Re: Concept_sitting
From: | Amanda Babcock Furrow <langs@...> |
Date: | Wednesday, January 14, 2009, 20:34 |
On Wed, Jan 14, 2009 at 08:23:22PM +0000, R A Brown wrote:
> David J. Peterson wrote:
> > The task you're doing can be done to any concept pretty much
> > however you see fit. If "rain" is "sky + water", perhaps "sky" is
> > "up + air".
>
> True - the splitting could in fact go on ad_infinitum. We could
> certainly split 'air' and, I guess, if one wanted to, it wouldn't be too
> difficult to split 'up'. 'water', of course, can be readily split.
One might wish to make a language in which every concept is expressed as
a combination of semantic primes - but primes which are no longer
meaningful in isolation! So "rain" would be the archaic words for "sky"
and "water", but "sky" would instead be the archaic words for "up" and
"air"... etc.
Obviously if done without exception, this would be rather artificial, and
kind of reminiscent of that Star Trek language with "Shaka, when the walls
fell" or somesuch. Probably a few of the old words should remain usable
in isolation.
(This also reminds me a bit of the use of Chinese characters! Once (almost)

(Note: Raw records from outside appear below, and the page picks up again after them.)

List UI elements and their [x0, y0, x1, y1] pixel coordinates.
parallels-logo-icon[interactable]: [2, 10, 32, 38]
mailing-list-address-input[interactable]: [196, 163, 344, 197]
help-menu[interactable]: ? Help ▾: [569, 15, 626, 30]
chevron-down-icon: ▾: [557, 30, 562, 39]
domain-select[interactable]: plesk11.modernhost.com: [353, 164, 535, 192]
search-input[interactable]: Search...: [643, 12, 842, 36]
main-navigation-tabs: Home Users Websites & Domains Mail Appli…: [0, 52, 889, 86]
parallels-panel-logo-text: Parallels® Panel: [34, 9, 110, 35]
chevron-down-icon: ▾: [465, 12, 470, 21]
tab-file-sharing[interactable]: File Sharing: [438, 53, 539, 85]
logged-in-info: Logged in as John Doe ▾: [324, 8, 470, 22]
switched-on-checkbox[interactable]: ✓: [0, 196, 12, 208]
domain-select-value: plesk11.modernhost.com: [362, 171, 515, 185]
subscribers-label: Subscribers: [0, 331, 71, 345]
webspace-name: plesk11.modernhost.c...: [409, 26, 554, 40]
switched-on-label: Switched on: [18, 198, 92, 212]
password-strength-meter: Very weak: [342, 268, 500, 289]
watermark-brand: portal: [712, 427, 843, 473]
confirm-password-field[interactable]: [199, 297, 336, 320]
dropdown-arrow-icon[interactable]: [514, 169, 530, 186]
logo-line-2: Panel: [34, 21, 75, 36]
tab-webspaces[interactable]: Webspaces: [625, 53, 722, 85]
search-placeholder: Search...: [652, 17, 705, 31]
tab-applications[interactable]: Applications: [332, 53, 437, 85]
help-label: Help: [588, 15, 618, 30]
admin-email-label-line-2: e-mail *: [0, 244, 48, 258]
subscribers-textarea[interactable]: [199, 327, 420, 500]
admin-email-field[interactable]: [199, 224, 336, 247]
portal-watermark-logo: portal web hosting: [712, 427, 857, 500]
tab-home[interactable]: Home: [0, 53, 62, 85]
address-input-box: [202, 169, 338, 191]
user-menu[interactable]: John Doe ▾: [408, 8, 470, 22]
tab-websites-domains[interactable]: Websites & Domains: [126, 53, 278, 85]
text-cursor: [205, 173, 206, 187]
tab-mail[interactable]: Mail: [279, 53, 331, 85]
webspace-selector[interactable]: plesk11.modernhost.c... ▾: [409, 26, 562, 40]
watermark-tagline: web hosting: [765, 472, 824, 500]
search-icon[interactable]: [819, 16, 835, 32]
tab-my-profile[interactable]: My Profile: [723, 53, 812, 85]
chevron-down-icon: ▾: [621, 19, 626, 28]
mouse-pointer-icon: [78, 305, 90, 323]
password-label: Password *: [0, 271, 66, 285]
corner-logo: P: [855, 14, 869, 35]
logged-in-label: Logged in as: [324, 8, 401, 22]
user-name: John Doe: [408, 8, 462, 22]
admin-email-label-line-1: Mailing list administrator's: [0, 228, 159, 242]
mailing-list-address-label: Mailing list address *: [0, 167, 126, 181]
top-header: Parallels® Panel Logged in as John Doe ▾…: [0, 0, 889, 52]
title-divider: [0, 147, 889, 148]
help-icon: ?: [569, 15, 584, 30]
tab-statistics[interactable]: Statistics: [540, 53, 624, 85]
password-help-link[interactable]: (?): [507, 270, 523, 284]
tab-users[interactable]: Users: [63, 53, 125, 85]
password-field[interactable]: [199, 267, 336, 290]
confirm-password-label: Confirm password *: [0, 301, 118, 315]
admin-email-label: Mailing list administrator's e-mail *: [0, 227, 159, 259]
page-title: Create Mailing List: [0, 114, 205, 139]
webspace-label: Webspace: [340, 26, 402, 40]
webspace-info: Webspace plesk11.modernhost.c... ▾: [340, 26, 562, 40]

all words in themselves, now they are often paired to make words. IIRC
this was because of falling-together due to the erosion that brought tones
to the language. Maybe erosion could drive your language into oligosynthesis?)
Also, one nice touch would be to have a few remaining uses of the archaic
words in frozen formulas.
This is beginning to sound like fun!